Threat actors utilized a maximum-severity zero-day vulnerability in Cisco Identity Service Engine (ISE) and Citrix systems to deploy custom backdoor malware.
Amazon’s threat intelligence team identified an insufficient validation of user-supplied input vulnerability in Cisco ISE deployments. This allowed pre-authentication remote code execution on compromised endpoints, providing administrator-level access. The bug, tracked as CVE-2025-20337, has a severity score of 10/10 (critical).
Researchers discovered this intrusion while investigating a Citrix Bleed Two vulnerability, also exploited as a zero-day. According to the NVD page, “A vulnerability in a specific API of Cisco ISE and Cisco ISE-PIC could allow an unauthenticated, remote attacker to execute arbitrary code on the underlying operating system as root.” The advisory states, “The attacker does not require any valid credentials to exploit this vulnerability,” indicating exploits occur by submitting a crafted API request.
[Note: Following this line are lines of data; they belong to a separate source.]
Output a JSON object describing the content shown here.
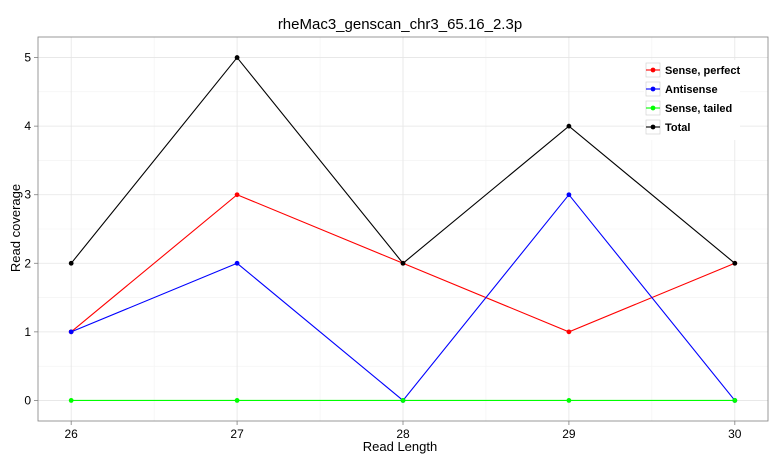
{
  "chart_data": {
    "type": "line",
    "title": "rheMac3_genscan_chr3_65.16_2.3p",
    "xlabel": "Read Length",
    "ylabel": "Read coverage",
    "x": [
      26,
      27,
      28,
      29,
      30
    ],
    "xlim": [
      25.8,
      30.2
    ],
    "ylim": [
      -0.3,
      5.3
    ],
    "x_ticks": [
      "26",
      "27",
      "28",
      "29",
      "30"
    ],
    "y_ticks": [
      "0",
      "1",
      "2",
      "3",
      "4",
      "5"
    ],
    "grid": true,
    "legend_position": "top-right",
    "series": [
      {
        "name": "Sense, perfect",
        "color": "#ff0000",
        "values": [
          1,
          3,
          2,
          1,
          2
        ]
      },
      {
        "name": "Antisense",
        "color": "#0000ff",
        "values": [
          1,
          2,
          0,
          3,
          0
        ]
      },
      {
        "name": "Sense, tailed",
        "color": "#00ff00",
        "values": [
          0,
          0,
          0,
          0,
          0
        ]
      },
      {
        "name": "Total",
        "color": "#000000",
        "values": [
          2,
          5,
          2,
          4,
          2
        ]
      }
    ]
  }
}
Attackers deployed a custom web shell disguised as a legitimate Cisco ISE component named IdentityAuditAction. Amazon explained this malware was not off-the-shelf but custom-built for Cisco ISE environments. The web shell operated entirely in-memory, used Java reflection to inject into running threads, and registered as a listener to monitor HTTP requests across the Tomcat server. It also implemented DES encryption with non-standard Base64 encoding. Access required knowledge of specific HTTP headers. Amazon did not attribute the attacks to any particular threat actor, stating the attacks were not targeted but used indiscriminately against numerous organizations.